Mit anderen Worten: Die Kopernikanische Wende hat nichts mit der Frage zu tun, ob die Sonne oder die Erde (und mit ihr der Mensch) im Zentrum des überschaubaren Universums steht. Sie hat vielmehr mit der anderen Bewegung der Erde zu tun, die Kopernikus einführt, also der Drehung unseres Planeten um sich selbst. Dies aber heißt, dass - im Verständnis von Kant - Kopernikus den Menschen gerade nicht aus der Mitte geholt, sondern im Gegenteil, gerade dorthin gestellt hat, und zwar deshalb, weil es ihm so gefiel.

Alles andere ergäbe auch im Hinblick auf die nachfolgende Geschichte keinen Sinn.
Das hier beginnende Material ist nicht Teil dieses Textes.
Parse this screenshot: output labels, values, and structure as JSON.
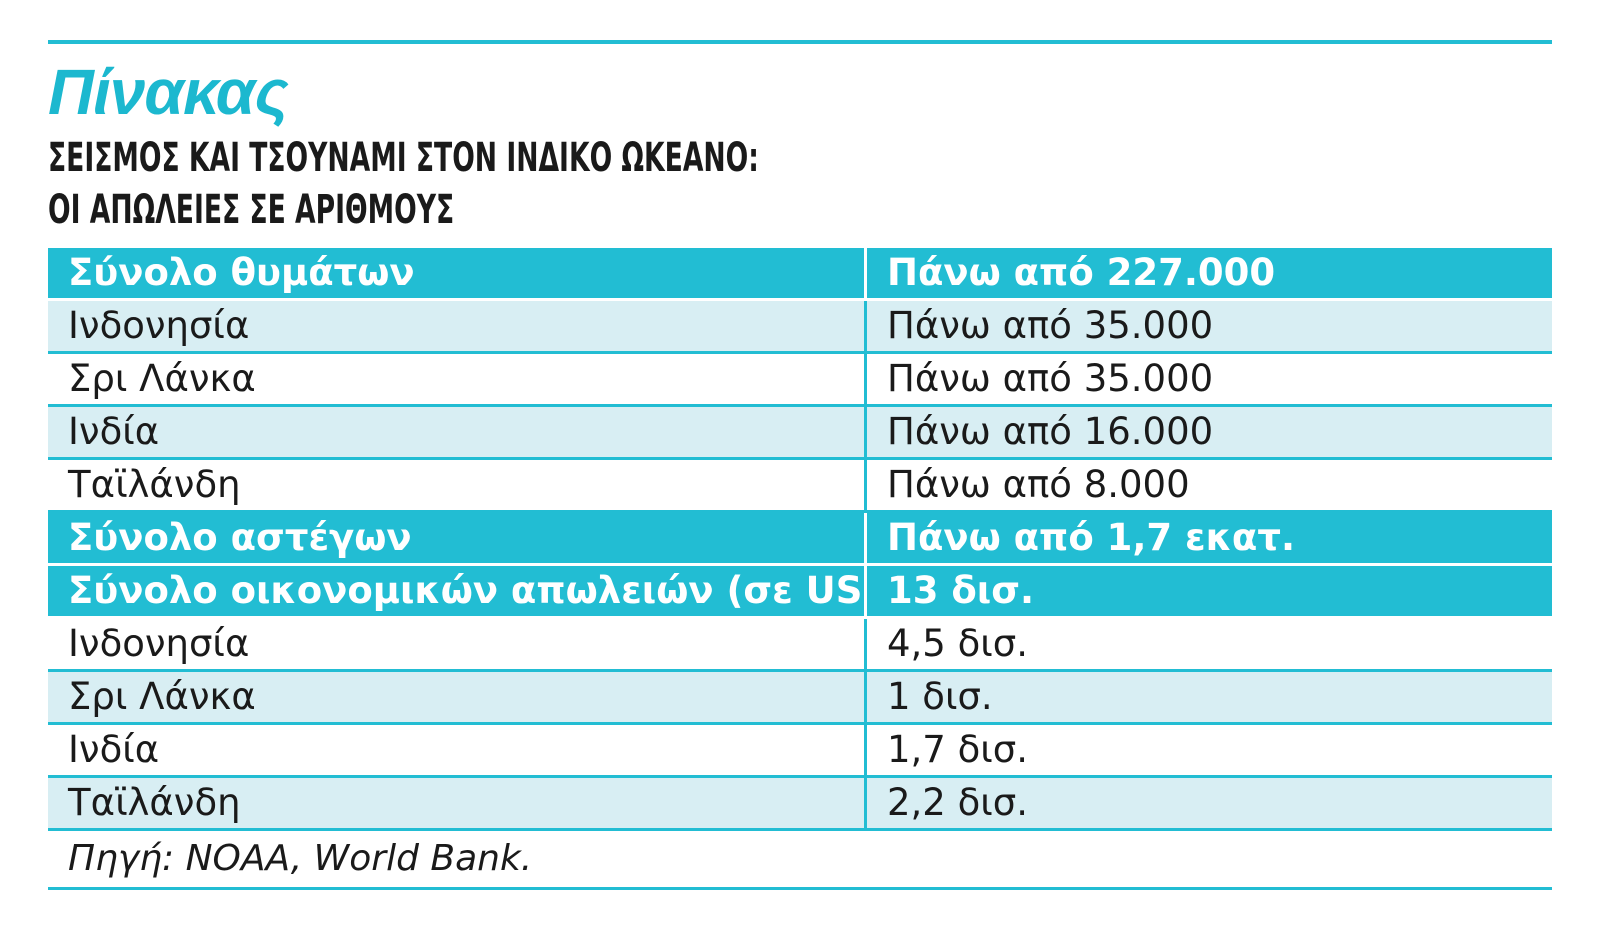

Wie sollte denn bei Bacon und seinen Zeitgenossen der Mensch den Mut finden, als stolzes Subjekt einer objektiven Natur entgegenzutreten, die er für sich nutzen will, wenn er vorher durch seinesgleichen erniedrigt und beleidigt worden wäre? Wie sollten Menschen plötzlich aus sich heraus den Mut finden, nach Naturgesetzen zu suchen, wenn sie nicht schon lange mit dem Gefühl lebten, sie bei sich und in sich finden zu können?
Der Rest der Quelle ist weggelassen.